Several limitations of the present study should be acknowledged. First, although adherence to the dietary interventions was closely monitored through structured dietary logs and periodic recalls, nutritional ketosis in the ketogenic diet group was not objectively verified using biochemical measurements (e.g., circulating β-hydroxybutyrate or urinary ketone assessments). As a result, the degree and consistency of ketosis across participants cannot be directly quantified, and adherence relied primarily on self-reported dietary data, which may be subject to reporting bias.

Second, the relatively small sample size and the inclusion of a restricted age range may limit the generalizability of the findings to broader populations with different demographic or clinical characteristics. While randomization ensured baseline comparability among groups, residual inter-individual variability cannot be fully excluded.

Third, the study involved the assessment of multiple anthropometric, metabolic, inflammatory, and neuroendocrine outcomes, increasing the potential risk of type I error due to multiple testing. Although within-outcome post hoc comparisons were adjusted and a hierarchical interpretation of primary versus secondary endpoints was applied, findings related to secondary and exploratory outcomes should be interpreted with caution.

Fourth, Orexin-A was investigated as an exploratory biomarker, and its circulating levels may not fully reflect central orexinergic activity. Therefore, mechanistic inferences regarding central neuroendocrine regulation should be considered preliminary and hypothesis-generating.

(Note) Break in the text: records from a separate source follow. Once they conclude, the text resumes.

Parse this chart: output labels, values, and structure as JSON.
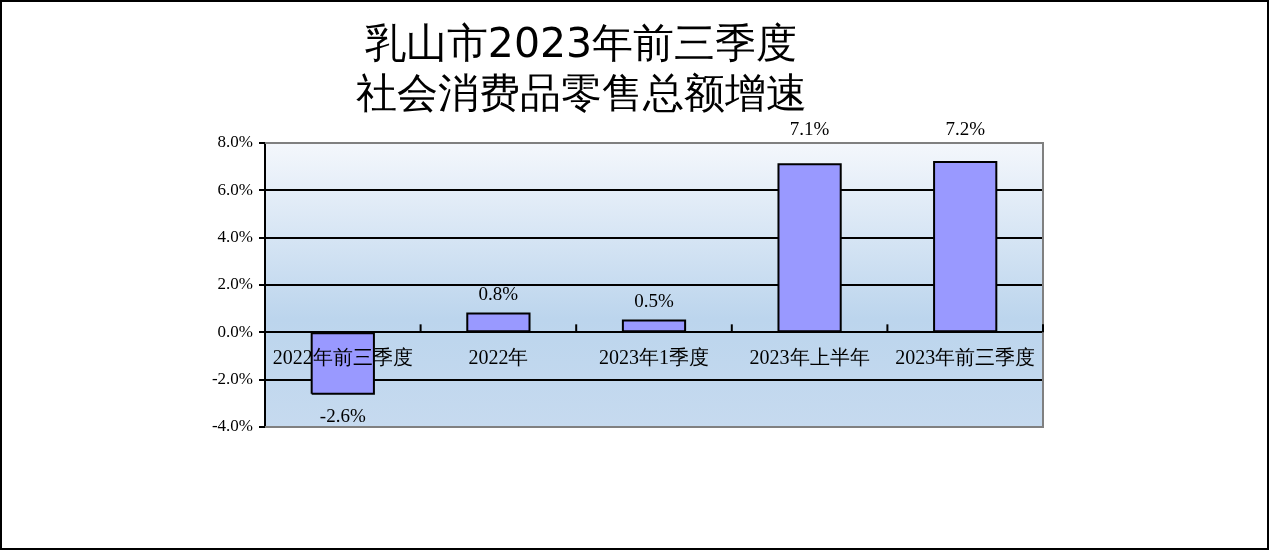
{
  "chart_data": {
    "type": "bar",
    "title": "乳山市2023年前三季度社会消费品零售总额增速",
    "categories": [
      "2022年前三季度",
      "2022年",
      "2023年1季度",
      "2023年上半年",
      "2023年前三季度"
    ],
    "values": [
      -2.6,
      0.8,
      0.5,
      7.1,
      7.2
    ],
    "color": "#9999ff",
    "value_labels": [
      "-2.6%",
      "0.8%",
      "0.5%",
      "7.1%",
      "7.2%"
    ],
    "ylim": [
      -4,
      8
    ],
    "yticks": [
      {
        "value": -4,
        "label": "-4.0%"
      },
      {
        "value": -2,
        "label": "-2.0%"
      },
      {
        "value": 0,
        "label": "0.0%"
      },
      {
        "value": 2,
        "label": "2.0%"
      },
      {
        "value": 4,
        "label": "4.0%"
      },
      {
        "value": 6,
        "label": "6.0%"
      },
      {
        "value": 8,
        "label": "8.0%"
      }
    ],
    "grid": "y"
  }
}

Finally, although sensitivity analyses adjusted for age and sex were performed and confirmed the robustness of the primary findings, the observational nature of biomarker associations and mediation analyses precludes definitive causal conclusions. Future studies incorporating larger samples and direct assessments of central neuroendocrine activity are warranted to further elucidate the mechanisms underlying dietary modulation of metabolic health.